Texte intégral
REGARDS : Mai 1998
Parce que les régimes staliniens de l'Est se prétendaient « communistes », certains, à l'heure de leur chute, ont décrété le communisme mort et enterré. Ils se sont hâtés d'ensevelir avec lui l’espoir de l'émancipation humaine. « Finie l’Histoire ! », proclamait l'un. « Oubliées les illusions ! » entonnait l'autre. Mais, à voir le grand spectacle morbide orchestré par Courtois et son Livre noir du communisme, il semble que, pour sceller la tombe, de nouvelles tonnes de boue doivent être déversées.
Bref, 150 ans après, le spectre est toujours actif ! Il ne hante plus seulement l'Europe, mais le monde entier. Et la vie de chacune et de chacun, à tout instant. Car le capitalisme, sous le nom de « mondialisation », étend la marchandisation à la totalité de la planète, à l’intégralité de l’existence des individus. Aucune contrée exotique, nulle parcelle privée ne lui échappe. Tout s’achète et se vend, tout s’échange et se consomme : les capacités humaines et les villes, les émotions et les organes, la pensée et les produits… Tout fait profit !
Marx et Engels, dans leur manifeste, avaient eu la vision de ce formidable mouvement de révolution permanente des forces productives. Mais alors, pour eux, l’admiration l’emportait sur l’angoisse. Aujourd’hui, il ne peut plus en être de même pour nous…
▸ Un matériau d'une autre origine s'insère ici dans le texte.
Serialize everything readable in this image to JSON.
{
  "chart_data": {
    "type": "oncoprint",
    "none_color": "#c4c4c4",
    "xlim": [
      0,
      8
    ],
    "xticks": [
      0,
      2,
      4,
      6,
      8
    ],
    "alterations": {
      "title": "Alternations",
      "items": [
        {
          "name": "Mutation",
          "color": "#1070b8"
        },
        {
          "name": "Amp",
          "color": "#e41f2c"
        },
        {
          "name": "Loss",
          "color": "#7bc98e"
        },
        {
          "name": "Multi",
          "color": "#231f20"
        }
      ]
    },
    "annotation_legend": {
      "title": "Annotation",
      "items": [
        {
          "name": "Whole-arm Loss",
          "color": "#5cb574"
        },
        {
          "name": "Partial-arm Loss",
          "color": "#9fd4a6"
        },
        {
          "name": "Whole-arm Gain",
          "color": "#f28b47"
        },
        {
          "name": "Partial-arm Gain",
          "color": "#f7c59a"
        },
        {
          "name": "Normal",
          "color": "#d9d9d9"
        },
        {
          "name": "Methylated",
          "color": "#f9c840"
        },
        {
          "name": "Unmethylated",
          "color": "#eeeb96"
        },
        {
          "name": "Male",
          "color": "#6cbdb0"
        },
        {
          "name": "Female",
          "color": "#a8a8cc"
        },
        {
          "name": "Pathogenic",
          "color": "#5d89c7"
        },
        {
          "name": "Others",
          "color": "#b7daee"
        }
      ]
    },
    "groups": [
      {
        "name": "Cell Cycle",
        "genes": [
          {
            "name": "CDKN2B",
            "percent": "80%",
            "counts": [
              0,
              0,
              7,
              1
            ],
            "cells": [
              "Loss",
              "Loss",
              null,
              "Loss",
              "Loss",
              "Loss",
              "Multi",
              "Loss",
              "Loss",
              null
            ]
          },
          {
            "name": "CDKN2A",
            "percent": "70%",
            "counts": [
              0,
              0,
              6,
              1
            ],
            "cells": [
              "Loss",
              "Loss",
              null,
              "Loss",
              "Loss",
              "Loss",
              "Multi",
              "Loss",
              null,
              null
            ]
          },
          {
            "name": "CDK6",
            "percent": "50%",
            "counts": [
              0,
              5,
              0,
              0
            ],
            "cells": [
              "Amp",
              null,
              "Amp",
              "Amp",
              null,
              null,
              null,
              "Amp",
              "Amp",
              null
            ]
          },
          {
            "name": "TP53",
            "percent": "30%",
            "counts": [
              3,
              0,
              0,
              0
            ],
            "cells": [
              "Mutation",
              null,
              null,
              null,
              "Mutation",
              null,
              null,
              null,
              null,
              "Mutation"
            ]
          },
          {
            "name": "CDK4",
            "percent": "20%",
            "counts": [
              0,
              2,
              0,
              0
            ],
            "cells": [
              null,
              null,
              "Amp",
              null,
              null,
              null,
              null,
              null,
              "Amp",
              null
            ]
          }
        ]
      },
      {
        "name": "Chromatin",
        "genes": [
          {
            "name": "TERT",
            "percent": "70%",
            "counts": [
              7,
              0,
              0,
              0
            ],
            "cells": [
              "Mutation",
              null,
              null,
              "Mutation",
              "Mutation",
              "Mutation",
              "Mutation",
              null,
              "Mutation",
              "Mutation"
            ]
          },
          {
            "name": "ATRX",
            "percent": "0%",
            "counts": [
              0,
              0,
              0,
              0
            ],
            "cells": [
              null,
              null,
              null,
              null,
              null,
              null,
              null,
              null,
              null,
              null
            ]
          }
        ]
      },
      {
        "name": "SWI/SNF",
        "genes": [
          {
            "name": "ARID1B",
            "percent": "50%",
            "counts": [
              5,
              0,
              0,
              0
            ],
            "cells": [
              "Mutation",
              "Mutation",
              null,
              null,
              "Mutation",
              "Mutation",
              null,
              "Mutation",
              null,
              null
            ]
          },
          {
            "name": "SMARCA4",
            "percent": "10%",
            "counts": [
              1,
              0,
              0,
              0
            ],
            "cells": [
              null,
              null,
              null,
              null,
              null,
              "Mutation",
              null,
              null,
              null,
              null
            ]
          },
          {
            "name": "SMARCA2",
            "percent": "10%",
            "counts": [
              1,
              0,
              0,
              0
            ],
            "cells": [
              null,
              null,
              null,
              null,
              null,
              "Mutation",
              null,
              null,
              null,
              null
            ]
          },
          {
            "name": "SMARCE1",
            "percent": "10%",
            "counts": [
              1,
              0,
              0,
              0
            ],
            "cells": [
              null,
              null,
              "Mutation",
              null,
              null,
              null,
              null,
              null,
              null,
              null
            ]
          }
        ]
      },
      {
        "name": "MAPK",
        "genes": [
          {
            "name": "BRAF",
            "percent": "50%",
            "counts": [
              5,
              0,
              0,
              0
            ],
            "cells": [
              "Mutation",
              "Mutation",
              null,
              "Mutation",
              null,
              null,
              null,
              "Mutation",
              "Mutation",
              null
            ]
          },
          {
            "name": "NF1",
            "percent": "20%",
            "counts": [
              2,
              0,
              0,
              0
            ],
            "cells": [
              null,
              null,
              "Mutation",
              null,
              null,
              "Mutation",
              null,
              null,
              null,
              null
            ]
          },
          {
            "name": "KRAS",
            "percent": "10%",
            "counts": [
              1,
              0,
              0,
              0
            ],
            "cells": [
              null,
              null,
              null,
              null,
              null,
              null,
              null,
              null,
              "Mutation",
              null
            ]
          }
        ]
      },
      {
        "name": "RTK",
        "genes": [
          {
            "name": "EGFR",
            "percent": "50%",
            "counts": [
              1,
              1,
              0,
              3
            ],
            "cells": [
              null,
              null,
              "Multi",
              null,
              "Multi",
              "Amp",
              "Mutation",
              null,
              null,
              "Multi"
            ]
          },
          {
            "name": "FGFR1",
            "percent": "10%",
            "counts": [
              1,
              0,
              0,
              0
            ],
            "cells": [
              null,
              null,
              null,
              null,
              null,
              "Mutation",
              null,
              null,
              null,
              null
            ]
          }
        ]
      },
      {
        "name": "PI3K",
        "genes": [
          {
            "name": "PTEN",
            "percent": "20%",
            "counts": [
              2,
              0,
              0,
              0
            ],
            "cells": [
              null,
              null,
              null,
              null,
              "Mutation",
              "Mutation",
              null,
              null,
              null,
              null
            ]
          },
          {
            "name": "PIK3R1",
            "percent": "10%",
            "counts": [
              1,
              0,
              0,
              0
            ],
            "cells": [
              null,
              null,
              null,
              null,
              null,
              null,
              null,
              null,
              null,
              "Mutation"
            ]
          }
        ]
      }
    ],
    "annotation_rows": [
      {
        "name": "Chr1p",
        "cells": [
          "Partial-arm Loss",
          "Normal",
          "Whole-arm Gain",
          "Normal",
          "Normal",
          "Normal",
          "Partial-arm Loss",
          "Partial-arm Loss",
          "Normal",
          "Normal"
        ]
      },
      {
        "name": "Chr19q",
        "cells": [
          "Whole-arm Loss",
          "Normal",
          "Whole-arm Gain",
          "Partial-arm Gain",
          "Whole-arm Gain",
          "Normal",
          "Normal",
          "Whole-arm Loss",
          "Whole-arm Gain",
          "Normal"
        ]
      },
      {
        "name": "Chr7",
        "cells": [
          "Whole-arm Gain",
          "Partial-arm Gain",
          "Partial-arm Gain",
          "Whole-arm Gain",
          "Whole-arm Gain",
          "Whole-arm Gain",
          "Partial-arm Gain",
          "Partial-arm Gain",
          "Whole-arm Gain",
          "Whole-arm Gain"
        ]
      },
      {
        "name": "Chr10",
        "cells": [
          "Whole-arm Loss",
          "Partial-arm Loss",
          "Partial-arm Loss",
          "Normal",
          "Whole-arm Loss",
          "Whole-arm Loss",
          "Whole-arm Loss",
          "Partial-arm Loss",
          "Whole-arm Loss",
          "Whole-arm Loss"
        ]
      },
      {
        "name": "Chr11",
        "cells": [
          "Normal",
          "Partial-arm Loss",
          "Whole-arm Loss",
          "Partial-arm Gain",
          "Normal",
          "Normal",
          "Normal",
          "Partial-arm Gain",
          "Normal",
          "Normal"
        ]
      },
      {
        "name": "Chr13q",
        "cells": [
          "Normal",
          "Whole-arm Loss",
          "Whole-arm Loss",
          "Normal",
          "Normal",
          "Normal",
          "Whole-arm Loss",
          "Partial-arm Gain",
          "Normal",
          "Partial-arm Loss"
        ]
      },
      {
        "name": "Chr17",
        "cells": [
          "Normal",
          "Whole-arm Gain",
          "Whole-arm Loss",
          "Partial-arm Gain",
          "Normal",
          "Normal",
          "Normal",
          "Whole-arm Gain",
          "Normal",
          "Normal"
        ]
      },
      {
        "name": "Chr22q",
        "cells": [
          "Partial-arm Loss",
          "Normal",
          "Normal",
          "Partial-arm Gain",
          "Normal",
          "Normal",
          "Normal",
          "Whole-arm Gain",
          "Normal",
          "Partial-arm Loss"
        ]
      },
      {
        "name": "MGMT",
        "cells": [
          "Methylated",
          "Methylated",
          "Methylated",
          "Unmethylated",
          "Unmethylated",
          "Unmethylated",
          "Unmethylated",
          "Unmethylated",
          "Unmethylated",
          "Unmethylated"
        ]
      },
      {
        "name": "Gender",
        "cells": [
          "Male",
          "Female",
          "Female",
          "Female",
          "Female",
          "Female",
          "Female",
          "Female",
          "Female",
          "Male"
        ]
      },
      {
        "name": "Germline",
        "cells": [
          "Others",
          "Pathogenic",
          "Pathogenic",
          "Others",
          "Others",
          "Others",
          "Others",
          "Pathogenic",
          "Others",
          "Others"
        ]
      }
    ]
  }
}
L’extension tentaculaire des rapports marchands sur le vivant est menacée de mort. Alors que le travail, pou obéir aux impératifs de la productivité maximale, est toujours plus flexibilisé et dépossédé de son sens, on voit perdurer les formes les plus barbares d’exploitation et de domination, tel le travail des enfants, voire l’esclavage…
Capital, qu’as tu fait du progrès promis ?
Si les profits croissent monstrueusement, partout se creusent chômage, pauvreté, s’aggravent régressions sociales, terreurs dictatoriales, destructions de l’environnement...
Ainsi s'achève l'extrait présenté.